While collective labour remains deeply rooted in the cultivation of traditional crops in Tupe, several aspects of the turna practice have shifted. The first noticeable change is the start time. Community members remember turnas beginning at 10am and finishing around 5pm.

A new time schedule

Today, cohetes can be heard at 1 or 2pm, with work extending well past 7pm. The walk home is now in the dark. The food brought for belt decoration has also changed. Bizcocho (sponge cake) has been replaced by crackers, candies, and sodas. It was also common to eat together around 1pm, a blanket spread in the centre of the field, filled with potatoes, cheese, and maize provided by the landowner.

Now, given the late start, the meal is eaten at the end of the shift, back in the town, and the host serves soup (still accompanied by cheese and corn) at the local restaurant.  The fields have been replaced by chairs and tables.

Then there is the alcohol. Drinking during turnas has always been part of the tradition.  A pour to the land, then a shared drink among the group. Traditionally, the host’s wife would prepare chicha de jora, a fermented maize drink which requires days of preparation.

The strength of chamis

Today, chicha has been replaced by chamis, a mix of pure alcohol and local herbs boiled into a kind of alcoholic tea, finished with lemon and sugar. The host now circulates the field with her pot, toasting with each worker.

Bowls of lentil soup and plates of pasta, cheese and maize on a patterned table in a local restaurant.
Meal served after turna back in the local restaurant. Soup of lentils with pasta, cheese and maize on the side.
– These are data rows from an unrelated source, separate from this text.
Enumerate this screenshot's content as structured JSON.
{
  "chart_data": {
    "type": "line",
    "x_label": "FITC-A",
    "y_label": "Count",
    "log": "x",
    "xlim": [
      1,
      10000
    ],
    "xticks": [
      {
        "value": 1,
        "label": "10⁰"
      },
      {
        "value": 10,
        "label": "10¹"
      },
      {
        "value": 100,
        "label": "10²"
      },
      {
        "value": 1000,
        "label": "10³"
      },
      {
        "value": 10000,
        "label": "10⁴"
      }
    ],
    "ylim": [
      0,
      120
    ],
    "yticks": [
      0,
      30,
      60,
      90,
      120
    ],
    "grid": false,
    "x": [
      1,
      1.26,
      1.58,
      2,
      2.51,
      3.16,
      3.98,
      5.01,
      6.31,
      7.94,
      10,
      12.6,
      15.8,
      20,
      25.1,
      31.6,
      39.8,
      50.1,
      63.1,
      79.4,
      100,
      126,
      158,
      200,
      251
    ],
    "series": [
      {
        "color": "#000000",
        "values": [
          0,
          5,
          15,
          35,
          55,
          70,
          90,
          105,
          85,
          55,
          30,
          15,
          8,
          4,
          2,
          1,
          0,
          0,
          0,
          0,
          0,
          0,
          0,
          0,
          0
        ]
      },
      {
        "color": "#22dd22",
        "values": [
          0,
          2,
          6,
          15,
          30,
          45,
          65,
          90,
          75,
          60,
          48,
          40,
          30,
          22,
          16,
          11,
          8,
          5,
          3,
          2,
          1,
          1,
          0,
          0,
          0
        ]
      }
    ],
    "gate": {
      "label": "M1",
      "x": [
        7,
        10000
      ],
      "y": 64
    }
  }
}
The amount of alcohol consumed has also shifted. What was once a shared drink at the start, during lunch, and at the end of the shift, has transformed into continuous drinking throughout the workday.

Some people explain this practice by saying that chamis gives them strength for the hard physical labour. Others are openly critical, referring to it as borrachera (drunkenness), yet continue to participate in this activity as they recognise that it is part of their tradition.

Indigenous cultures are not frozen in time

What this research revealed is that the turna in Tupe today is not the same one carried out centuries ago. New foods have appeared, chicha has been replaced by chamis, cohetes are fired later, and the extent of drinking has become something the community debates.

While the foundation of why this tradition is carried out remains, its construction is shaped by the availability of ingredients, and the personal beliefs and choices of the people who practice it. 

A woman herds several cows up a narrow stone path in a mountain village.
Tupiña woman hearding cows across the town center.

Norwegians, too, have been reshaping how dugnads are practiced. Initially used for agricultural purposes, it is now embedded in modern activities, such as fundraising for the children’s football team. But even these modern dugnads have shifted.

With longer working hours, finding time to participate in dugnads can be difficult for parents. Some even buy the toilet paper or flowers that they were supposed to help their children sell.

Depending on the financial means of the organising groups, tasks once done during dugnads are being outsourced to professional service providers. Something that has remained the same is the role of food at the end of dugnads. Whether it is rømmegrøt (sour cream porridge) or kaffe og kake (coffee and cake), they are both a reward and a means of social bonding.

Compadres and comadres continue to show up, and so do parents for their children’s teams. The dugnads and turnas, two traditions practiced on opposite sides of the world, are proof that traditions do not remain the same.

The turna, especially, makes a strong case against Indigenous cultures being frozen in time. What we see in both cases is that they are dynamic and continuously shaped by the people who practice them. They are traditions in motion, just like the cultures they came from.